Tax breaks boost the market

A new demand is emerging for freehold pubs and bars outside that of owner operators and pub companies. It seems individual 'buy to let' investors are...

A new demand is emerging for freehold pubs and bars outside that of owner operators and pub companies. It seems individual 'buy to let' investors are looking to extend their portfolio, with many utilising private pension tax breaks.

With the housing market having achieved a soft landing and prices now bouncing back, yields - the return on money invested in property - are at an all time low of around three to four per cent. This is due to a reduction in rents achieved as a result of increased supply. Meanwhile, house prices have continued to rise.
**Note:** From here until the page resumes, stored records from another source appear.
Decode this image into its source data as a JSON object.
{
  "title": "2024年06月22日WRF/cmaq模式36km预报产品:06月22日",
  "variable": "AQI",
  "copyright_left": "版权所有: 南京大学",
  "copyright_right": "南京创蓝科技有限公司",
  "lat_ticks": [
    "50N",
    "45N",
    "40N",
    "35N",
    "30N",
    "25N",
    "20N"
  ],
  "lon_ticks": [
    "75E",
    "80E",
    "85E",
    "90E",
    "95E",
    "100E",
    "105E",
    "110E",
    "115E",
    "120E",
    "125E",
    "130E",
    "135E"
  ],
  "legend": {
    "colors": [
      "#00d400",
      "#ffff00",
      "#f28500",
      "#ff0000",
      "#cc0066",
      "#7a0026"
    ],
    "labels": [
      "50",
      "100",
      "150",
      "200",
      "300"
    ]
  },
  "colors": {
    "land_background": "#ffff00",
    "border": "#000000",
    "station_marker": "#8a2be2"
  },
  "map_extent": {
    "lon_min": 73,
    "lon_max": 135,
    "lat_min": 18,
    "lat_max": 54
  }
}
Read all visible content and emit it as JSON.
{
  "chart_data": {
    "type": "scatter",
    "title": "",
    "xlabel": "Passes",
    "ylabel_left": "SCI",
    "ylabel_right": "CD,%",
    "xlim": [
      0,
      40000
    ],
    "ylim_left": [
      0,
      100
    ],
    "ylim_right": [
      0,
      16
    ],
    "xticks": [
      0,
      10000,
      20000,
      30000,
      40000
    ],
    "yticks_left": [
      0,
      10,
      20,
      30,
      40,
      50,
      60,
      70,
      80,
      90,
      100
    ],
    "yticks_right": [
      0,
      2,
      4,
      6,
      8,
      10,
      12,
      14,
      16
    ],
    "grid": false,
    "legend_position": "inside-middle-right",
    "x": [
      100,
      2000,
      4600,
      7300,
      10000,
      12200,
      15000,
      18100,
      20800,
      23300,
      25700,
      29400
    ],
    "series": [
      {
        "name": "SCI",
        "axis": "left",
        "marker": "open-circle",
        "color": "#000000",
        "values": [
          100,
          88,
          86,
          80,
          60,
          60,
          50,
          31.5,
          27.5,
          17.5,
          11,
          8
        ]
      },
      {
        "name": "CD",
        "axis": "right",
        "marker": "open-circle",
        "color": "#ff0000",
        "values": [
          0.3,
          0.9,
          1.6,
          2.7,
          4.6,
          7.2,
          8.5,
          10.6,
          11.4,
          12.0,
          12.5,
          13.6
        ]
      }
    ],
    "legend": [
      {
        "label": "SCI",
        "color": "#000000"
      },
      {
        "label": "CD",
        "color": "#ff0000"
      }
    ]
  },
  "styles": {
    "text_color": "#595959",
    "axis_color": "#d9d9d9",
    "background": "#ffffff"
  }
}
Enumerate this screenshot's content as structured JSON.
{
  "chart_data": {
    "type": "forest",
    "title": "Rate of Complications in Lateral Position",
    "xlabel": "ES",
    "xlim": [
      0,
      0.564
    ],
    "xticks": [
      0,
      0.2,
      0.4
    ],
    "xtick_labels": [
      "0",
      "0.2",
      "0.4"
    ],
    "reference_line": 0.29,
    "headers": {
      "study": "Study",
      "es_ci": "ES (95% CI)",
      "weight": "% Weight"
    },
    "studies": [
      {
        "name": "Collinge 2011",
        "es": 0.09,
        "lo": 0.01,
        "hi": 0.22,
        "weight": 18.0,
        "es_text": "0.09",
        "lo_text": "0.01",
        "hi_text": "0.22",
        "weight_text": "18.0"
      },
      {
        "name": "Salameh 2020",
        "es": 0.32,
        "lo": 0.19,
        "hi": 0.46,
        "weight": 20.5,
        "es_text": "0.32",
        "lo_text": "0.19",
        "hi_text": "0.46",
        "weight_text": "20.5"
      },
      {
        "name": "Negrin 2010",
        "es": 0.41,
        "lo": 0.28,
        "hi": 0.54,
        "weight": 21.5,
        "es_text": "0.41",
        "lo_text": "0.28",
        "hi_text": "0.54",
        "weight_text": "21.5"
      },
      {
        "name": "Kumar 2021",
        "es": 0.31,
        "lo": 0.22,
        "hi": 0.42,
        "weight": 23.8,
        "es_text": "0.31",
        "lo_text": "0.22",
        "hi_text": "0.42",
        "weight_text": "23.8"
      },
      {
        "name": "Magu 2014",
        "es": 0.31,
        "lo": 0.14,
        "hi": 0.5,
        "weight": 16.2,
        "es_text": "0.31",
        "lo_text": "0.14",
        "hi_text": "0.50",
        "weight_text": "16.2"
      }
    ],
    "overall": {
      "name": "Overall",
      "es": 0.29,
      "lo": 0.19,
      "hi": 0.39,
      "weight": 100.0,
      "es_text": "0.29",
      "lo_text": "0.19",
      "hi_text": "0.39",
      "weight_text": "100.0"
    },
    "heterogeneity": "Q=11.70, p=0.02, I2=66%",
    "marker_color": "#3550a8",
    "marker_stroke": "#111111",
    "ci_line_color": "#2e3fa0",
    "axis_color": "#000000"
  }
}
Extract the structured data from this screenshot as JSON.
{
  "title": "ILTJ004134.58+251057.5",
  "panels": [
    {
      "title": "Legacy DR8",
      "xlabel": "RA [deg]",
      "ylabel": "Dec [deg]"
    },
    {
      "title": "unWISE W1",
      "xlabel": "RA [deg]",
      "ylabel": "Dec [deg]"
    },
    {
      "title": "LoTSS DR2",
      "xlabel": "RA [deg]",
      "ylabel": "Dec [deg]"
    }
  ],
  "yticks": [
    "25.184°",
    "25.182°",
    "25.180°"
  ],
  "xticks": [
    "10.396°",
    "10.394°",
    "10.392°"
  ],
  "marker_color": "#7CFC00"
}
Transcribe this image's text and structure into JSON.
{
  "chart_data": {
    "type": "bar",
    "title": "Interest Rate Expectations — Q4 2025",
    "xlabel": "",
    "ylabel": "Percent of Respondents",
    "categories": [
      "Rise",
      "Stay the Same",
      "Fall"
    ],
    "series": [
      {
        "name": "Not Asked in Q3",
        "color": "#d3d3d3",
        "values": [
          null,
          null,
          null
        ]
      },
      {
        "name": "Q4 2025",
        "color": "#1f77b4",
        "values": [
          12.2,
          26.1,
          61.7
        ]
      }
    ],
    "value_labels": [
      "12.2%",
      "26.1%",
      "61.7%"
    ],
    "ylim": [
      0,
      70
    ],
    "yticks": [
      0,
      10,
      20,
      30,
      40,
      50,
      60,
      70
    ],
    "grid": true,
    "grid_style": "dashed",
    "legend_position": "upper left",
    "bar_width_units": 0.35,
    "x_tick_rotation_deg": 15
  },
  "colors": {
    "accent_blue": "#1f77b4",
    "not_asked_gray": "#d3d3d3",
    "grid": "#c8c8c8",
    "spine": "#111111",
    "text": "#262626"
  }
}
Similarly, the mainstream commercial property market - offices, industrial and retail - has also experienced a boom in demand over recent years, particularly from private pension investors.

Again, the consequence of prices rising faster than rents has resulted in reduced yields, commonly now seen at around five to six per cent.

This squeeze on yields - calculated by dividing the annual rent by the value of the property - in the residential and conventional commercial markets has prompted investors to explore other areas of property investment.

Overseas property has certainly been one of them, and now, with increasing regularity, pubs are blazing brightly on the property investment radar.

Why? Well, a pub bought for £500,000 and leased with a rent of £37,500 produces a yield of 7.5 per cent; a pub at £395,000 with a rent of £32,500 produces eight per cent and buying a pub for £650,000 and leasing it at £58,500 per annum produces a whopping nine per cent - up to three times that of a house and one and-a-half times that of a typical commercial investment.

So, are pubs the next big thing on the private investor 'buy to let' scene? I think the numbers speak for themselves.